Bölgenin çeşitli devletleri arasında sınır olması özgün bir politik ve ekonomik ortamı mümkün kılmıştır. Ticari ve ekonomik ilişkiler bu nedenle gelişkindi. Ekonomik ilişkiler bu ülkeleri düşünce ve inanç alanlarında da birbirine yakınlaştırmıştır. Anadolu Güneş kültü ile Suriye'nin Toprak Kültü ve Mısır'ın mistim inançları birbirini etkileyerek kaynaşmış, yeni bileşimler oluşturmuştur. "Evrenin yaratıcısı", "İyi ve kötünün kaynağı", "tek güç"  ilkesine dayanan Mazdeizm, Med-Perslerin batıya doğru yayılışları sırasında Yunanistan ve Akdeniz bölgelerini derinden etkilemiştir. Bu etkilemeler, Yunanlıların Olympos tanrılarından uzaklaşarak yeni arayışlara yönelmelerine yol açmıştır.
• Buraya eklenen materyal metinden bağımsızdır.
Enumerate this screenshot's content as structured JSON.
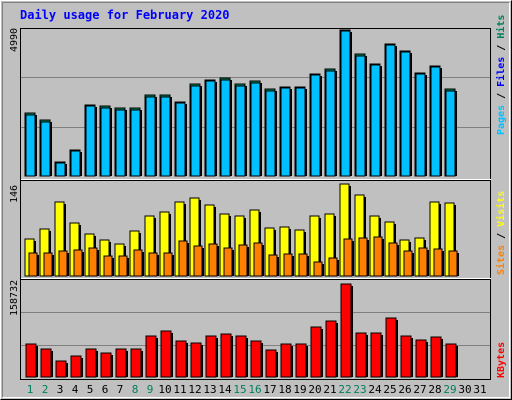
{
  "title": "Daily usage for February 2020",
  "colors": {
    "background": "#c0c0c0",
    "title": "#0000ff",
    "hits": "#00805c",
    "files": "#0000ff",
    "pages": "#00c0ff",
    "visits": "#ffff00",
    "sites": "#ff8000",
    "kbytes": "#ff0000"
  },
  "chart_data": [
    {
      "type": "bar",
      "panel": "hits-files-pages",
      "max_label": "4990",
      "y_axis_label": {
        "pages": "Pages",
        "files": "Files",
        "hits": "Hits",
        "sep": " / "
      },
      "categories": [
        "1",
        "2",
        "3",
        "4",
        "5",
        "6",
        "7",
        "8",
        "9",
        "10",
        "11",
        "12",
        "13",
        "14",
        "15",
        "16",
        "17",
        "18",
        "19",
        "20",
        "21",
        "22",
        "23",
        "24",
        "25",
        "26",
        "27",
        "28",
        "29",
        "30",
        "31"
      ],
      "series": [
        {
          "name": "Hits",
          "values": [
            2150,
            1910,
            480,
            900,
            2420,
            2380,
            2310,
            2310,
            2760,
            2760,
            2530,
            3130,
            3290,
            3340,
            3130,
            3230,
            2960,
            3050,
            3050,
            3500,
            3640,
            4990,
            4160,
            3820,
            4520,
            4280,
            3530,
            3770,
            2960,
            null,
            null
          ]
        },
        {
          "name": "Files",
          "values": [
            2150,
            1910,
            480,
            900,
            2420,
            2380,
            2310,
            2310,
            2760,
            2760,
            2530,
            3130,
            3290,
            3340,
            3130,
            3230,
            2960,
            3050,
            3050,
            3500,
            3640,
            4990,
            4160,
            3820,
            4520,
            4280,
            3530,
            3770,
            2960,
            null,
            null
          ]
        },
        {
          "name": "Pages",
          "values": [
            2100,
            1860,
            440,
            860,
            2380,
            2330,
            2260,
            2270,
            2710,
            2700,
            2480,
            3080,
            3250,
            3290,
            3080,
            3180,
            2910,
            3000,
            3000,
            3460,
            3580,
            4950,
            4110,
            3780,
            4480,
            4240,
            3490,
            3730,
            2910,
            null,
            null
          ]
        }
      ],
      "ylim": [
        0,
        4990
      ]
    },
    {
      "type": "bar",
      "panel": "visits-sites",
      "max_label": "146",
      "y_axis_label": {
        "sites": "Sites",
        "visits": "Visits",
        "sep": " / "
      },
      "categories": [
        "1",
        "2",
        "3",
        "4",
        "5",
        "6",
        "7",
        "8",
        "9",
        "10",
        "11",
        "12",
        "13",
        "14",
        "15",
        "16",
        "17",
        "18",
        "19",
        "20",
        "21",
        "22",
        "23",
        "24",
        "25",
        "26",
        "27",
        "28",
        "29",
        "30",
        "31"
      ],
      "series": [
        {
          "name": "Visits",
          "values": [
            58,
            74,
            117,
            84,
            66,
            57,
            51,
            72,
            96,
            102,
            117,
            124,
            113,
            98,
            96,
            105,
            76,
            77,
            73,
            96,
            98,
            146,
            128,
            95,
            85,
            57,
            61,
            117,
            116,
            null,
            null
          ]
        },
        {
          "name": "Sites",
          "values": [
            36,
            36,
            40,
            42,
            45,
            32,
            32,
            42,
            37,
            36,
            56,
            47,
            51,
            45,
            49,
            53,
            34,
            35,
            35,
            23,
            28,
            59,
            60,
            62,
            52,
            40,
            45,
            43,
            40,
            null,
            null
          ]
        }
      ],
      "ylim": [
        0,
        146
      ]
    },
    {
      "type": "bar",
      "panel": "kbytes",
      "max_label": "158732",
      "y_axis_label": "KBytes",
      "categories": [
        "1",
        "2",
        "3",
        "4",
        "5",
        "6",
        "7",
        "8",
        "9",
        "10",
        "11",
        "12",
        "13",
        "14",
        "15",
        "16",
        "17",
        "18",
        "19",
        "20",
        "21",
        "22",
        "23",
        "24",
        "25",
        "26",
        "27",
        "28",
        "29",
        "30",
        "31"
      ],
      "series": [
        {
          "name": "KBytes",
          "values": [
            56000,
            48000,
            28000,
            35000,
            48000,
            41000,
            48000,
            48000,
            70000,
            78000,
            61000,
            58000,
            70000,
            74000,
            70000,
            62000,
            46000,
            57000,
            57000,
            85000,
            95000,
            158732,
            75000,
            75000,
            100000,
            70000,
            64000,
            68000,
            56000,
            null,
            null
          ]
        }
      ],
      "ylim": [
        0,
        158732
      ]
    }
  ],
  "day_labels": [
    {
      "text": "1",
      "weekend": true
    },
    {
      "text": "2",
      "weekend": true
    },
    {
      "text": "3",
      "weekend": false
    },
    {
      "text": "4",
      "weekend": false
    },
    {
      "text": "5",
      "weekend": false
    },
    {
      "text": "6",
      "weekend": false
    },
    {
      "text": "7",
      "weekend": false
    },
    {
      "text": "8",
      "weekend": true
    },
    {
      "text": "9",
      "weekend": true
    },
    {
      "text": "10",
      "weekend": false
    },
    {
      "text": "11",
      "weekend": false
    },
    {
      "text": "12",
      "weekend": false
    },
    {
      "text": "13",
      "weekend": false
    },
    {
      "text": "14",
      "weekend": false
    },
    {
      "text": "15",
      "weekend": true
    },
    {
      "text": "16",
      "weekend": true
    },
    {
      "text": "17",
      "weekend": false
    },
    {
      "text": "18",
      "weekend": false
    },
    {
      "text": "19",
      "weekend": false
    },
    {
      "text": "20",
      "weekend": false
    },
    {
      "text": "21",
      "weekend": false
    },
    {
      "text": "22",
      "weekend": true
    },
    {
      "text": "23",
      "weekend": true
    },
    {
      "text": "24",
      "weekend": false
    },
    {
      "text": "25",
      "weekend": false
    },
    {
      "text": "26",
      "weekend": false
    },
    {
      "text": "27",
      "weekend": false
    },
    {
      "text": "28",
      "weekend": false
    },
    {
      "text": "29",
      "weekend": true
    },
    {
      "text": "30",
      "weekend": false
    },
    {
      "text": "31",
      "weekend": false
    }
  ]
}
Yunanlıların (Antik dönemde) felsefe ve dinde geliştirdikleri yeni kavramlar bu ilişkiler sonucunda oluşmuştur.


Stratejik Geçiş Bölgesi

III. Antikhos döneminde Komagene oldukça güçlü bir konuma ulaşmıştı. Onun ölümünden sonra Romalı Komutan Germanicus MS. 18'de Komagene'yi Roma'nın Suriye eyaletine bağladı. Roma İmparatoru Caligula IV. Antiokhos'a babasından alınan Komagene krallığını geri verdi. M.S. 38'de Komagene yeniden bağımsızlığını kazandı. Bu dönemde ülkenin sınırları batıya ve doğuya doğru genişledi. Neron döneminde Part savaşlarında gösterdiği yararlılıklardan ötürü doğu bölgesinin bir bölümü Romalılarca IV. Antiokhos'a verildi. Bu dostluk sonradan bozuldu. Roma komutanı Verpasiannus, Yahudi savaşları sırasında IV. Antiokhos'u tahttan indirdi. Ve MS. 72'de Komagene'nin bağımsızlığına son verdi. Ülke yeniden Roma'nın Suriye eyaletine bağlandı. Perslerle sınır komşusu olmaları Romalıların çıkarları yönünden büyük önem taşıyordu. Zaten Romalıların meşhur yol politikaları vardır. "Her yol Roma'ya çıkar" sözünün kaynağı da buradan gelmektedir. Böylesine bir politika izleyen Roma'nın sratejik geçiş coğrafyasına sahip Komagene'ye de yollar inşa etmesi doğası gereğidir. Nitekim bu dönemde Samsat büyük bir askeri garnizon durumuna geldi. Romalılar askeri amaçlarla bölgeyi boydan boya geçen bir yol yaptırdılar. Bu yol, Malatya'dan kestirme olarak dağlık bölgeden geçerek Kahta'ya inmekte, oradan Adıyaman'ın kuzeyindeki Pirin kentine, oradan Samsat'a varmaktaydı. Samsat'tan da Fırat kıyısını izleyerek güneye inmektedir. Yolun geçtiği Kahta çayı ve Göksü üzerinde köprü yaptırmışlardır.

Perslerle Romalılar arasında süregiden çatışmalar yöre halkına zarar verdiği gibi bölgenin gelişimini de engellemiştir. Birçok kez saldırılara uğramıştır. MS. 256'da Samsat Sasani hükümdarı I. Şapur ordularınca ele geçirilip yakılıp yıkılmıştır.